A Dough-Like Model for Understanding Double-Slit Phenomena
Ping-Rui Tsai, Tzay-Ming Hong
TL;DR
This work addresses the persistent puzzle of quantum superposition and measurement in the double-slit setup by introducing a Diffraction Surrogate Model (DSM) that learns to map wave packets to interference patterns. Through deep learning, interpretability analyses, and Monte Carlo simulations, the authors identify dominant latent transmission paths and formulate a dough-like physical analogy that envisions the quantum entity as an extended, deformable object traversing both slits and recombining. The approach yields interference and diffraction patterns consistent with TDSE simulations and offers a realist, nonlocal interpretation linking interference, entanglement, and tunneling under a single geometric/topological picture. While the dough model remains hypothetical, it provides a conceptual framework and a suite of computational tools for exploring intermediate quantum dynamics and potential experimental tests.
Abstract
The probabilistic interference fringes observed in the double slit experiment vividly demonstrate the quantum superposition principle, yet they also highlight a fundamental conceptual challenge: the relationship between a system before and after the measurement. According to Copenhagen interpretation, an unobserved quantum system evolves continuously based on the Schrodinger equation, whereas observation induces an instantaneous collapse of the wave function to an eigenstate. This contrast between continuous evolution and sudden collapse renders the single particle behavior particularly enigmatic, especially given that quantum mechanics itself is constructed upon the statistical behavior of ensembles rather than individual entities. In this study, we introduce a Double Slit Diffraction Surrogate Model DSM based on deep learning, designed to capture the mapping between wave functions and probability distributions. The DSM explores multiple potential propagation paths and adaptively selects optimal transmission channels using gradient descent, forming a backbone for the information through the network.
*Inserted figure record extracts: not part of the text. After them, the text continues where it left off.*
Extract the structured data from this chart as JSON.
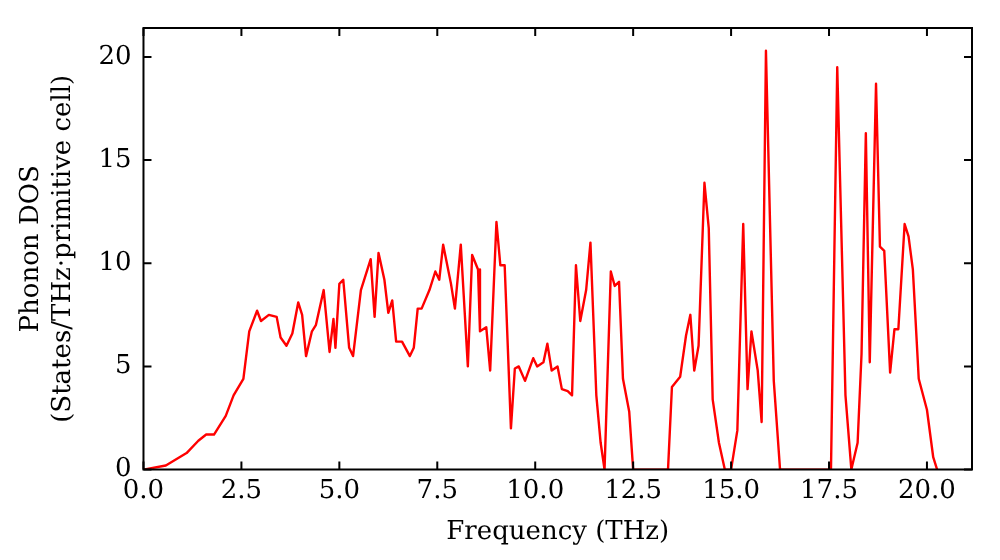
{
  "chart_data": {
    "type": "line",
    "xlabel": "Frequency (THz)",
    "ylabel": "Phonon DOS\n(States/THz·primitive cell)",
    "xlim": [
      0,
      21.15
    ],
    "ylim": [
      0,
      21.4
    ],
    "xticks": [
      {
        "value": 0,
        "label": "0.0"
      },
      {
        "value": 2.5,
        "label": "2.5"
      },
      {
        "value": 5,
        "label": "5.0"
      },
      {
        "value": 7.5,
        "label": "7.5"
      },
      {
        "value": 10,
        "label": "10.0"
      },
      {
        "value": 12.5,
        "label": "12.5"
      },
      {
        "value": 15,
        "label": "15.0"
      },
      {
        "value": 17.5,
        "label": "17.5"
      },
      {
        "value": 20,
        "label": "20.0"
      }
    ],
    "yticks": [
      0,
      5,
      10,
      15,
      20
    ],
    "grid": false,
    "legend": false,
    "marker": "none",
    "line_style": "solid",
    "series": [
      {
        "color": "#ff0000",
        "x": [
          0,
          0.57,
          1.1,
          1.4,
          1.6,
          1.8,
          2.1,
          2.3,
          2.55,
          2.7,
          2.9,
          3.0,
          3.2,
          3.4,
          3.5,
          3.65,
          3.8,
          3.95,
          4.05,
          4.15,
          4.3,
          4.4,
          4.6,
          4.75,
          4.85,
          4.9,
          5.0,
          5.1,
          5.25,
          5.35,
          5.55,
          5.8,
          5.9,
          6.0,
          6.15,
          6.25,
          6.35,
          6.45,
          6.6,
          6.8,
          6.9,
          7.0,
          7.1,
          7.3,
          7.45,
          7.55,
          7.65,
          7.85,
          7.95,
          8.1,
          8.28,
          8.39,
          8.54,
          8.59,
          8.75,
          8.85,
          9.01,
          9.11,
          9.22,
          9.38,
          9.48,
          9.58,
          9.74,
          9.95,
          10.05,
          10.21,
          10.31,
          10.42,
          10.57,
          10.68,
          10.83,
          10.94,
          11.04,
          11.15,
          11.3,
          11.41,
          11.56,
          11.67,
          11.77,
          11.93,
          12.03,
          12.14,
          12.24,
          12.4,
          12.5,
          13.39,
          13.49,
          13.7,
          13.85,
          13.96,
          14.06,
          14.17,
          14.32,
          14.43,
          14.53,
          14.69,
          14.84,
          15.0,
          15.16,
          15.31,
          15.42,
          15.52,
          15.68,
          15.78,
          15.89,
          16.09,
          16.25,
          17.55,
          17.71,
          17.92,
          18.07,
          18.23,
          18.33,
          18.44,
          18.54,
          18.7,
          18.8,
          18.91,
          19.06,
          19.17,
          19.27,
          19.43,
          19.53,
          19.64,
          19.79,
          20.0,
          20.16,
          20.26
        ],
        "values": [
          0,
          0.2,
          0.8,
          1.4,
          1.7,
          1.7,
          2.6,
          3.6,
          4.4,
          6.7,
          7.7,
          7.2,
          7.5,
          7.4,
          6.4,
          6.0,
          6.6,
          8.1,
          7.5,
          5.5,
          6.7,
          7.0,
          8.7,
          5.7,
          7.3,
          5.9,
          9.0,
          9.2,
          5.9,
          5.5,
          8.7,
          10.2,
          7.4,
          10.5,
          9.2,
          7.6,
          8.2,
          6.2,
          6.2,
          5.5,
          5.9,
          7.8,
          7.8,
          8.7,
          9.6,
          9.2,
          10.9,
          9.0,
          7.8,
          10.9,
          5.0,
          10.4,
          9.7,
          6.7,
          6.9,
          4.8,
          12.0,
          9.9,
          9.9,
          2.0,
          4.9,
          5.0,
          4.3,
          5.4,
          5.0,
          5.2,
          6.1,
          4.8,
          5.0,
          3.9,
          3.8,
          3.6,
          9.9,
          7.2,
          8.7,
          11.0,
          3.6,
          1.3,
          0,
          9.6,
          8.9,
          9.1,
          4.4,
          2.8,
          0,
          0,
          4.0,
          4.5,
          6.5,
          7.5,
          4.8,
          6.0,
          13.9,
          11.7,
          3.4,
          1.3,
          0,
          0,
          1.9,
          11.9,
          3.9,
          6.7,
          4.8,
          2.3,
          20.3,
          4.3,
          0,
          0,
          19.5,
          3.6,
          0,
          1.3,
          5.6,
          16.3,
          5.2,
          18.7,
          10.8,
          10.6,
          4.7,
          6.8,
          6.8,
          11.9,
          11.3,
          9.7,
          4.4,
          2.9,
          0.6,
          0
        ]
      }
    ]
  }
}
By comparing the interpretability of paths and interference, we propose an intuitive physical analogy: the particle behaves like a stretchable dough, extending across both slits, reconnecting after transmission, allowing detachment before the barrier. Monte Carlo simulations confirm that this framework can naturally reproduce the characteristic interference and diffraction probability patterns. Our approach offers a novel, physically interpretable perspective on quantum superposition and measurement induced collapse. The dough analogy is expected to extend to other quantum phenomena. Finally, we provide a dough based picture, attempting to unify interference, entanglement, and tunneling as manifestations of the same underlying phenomenon.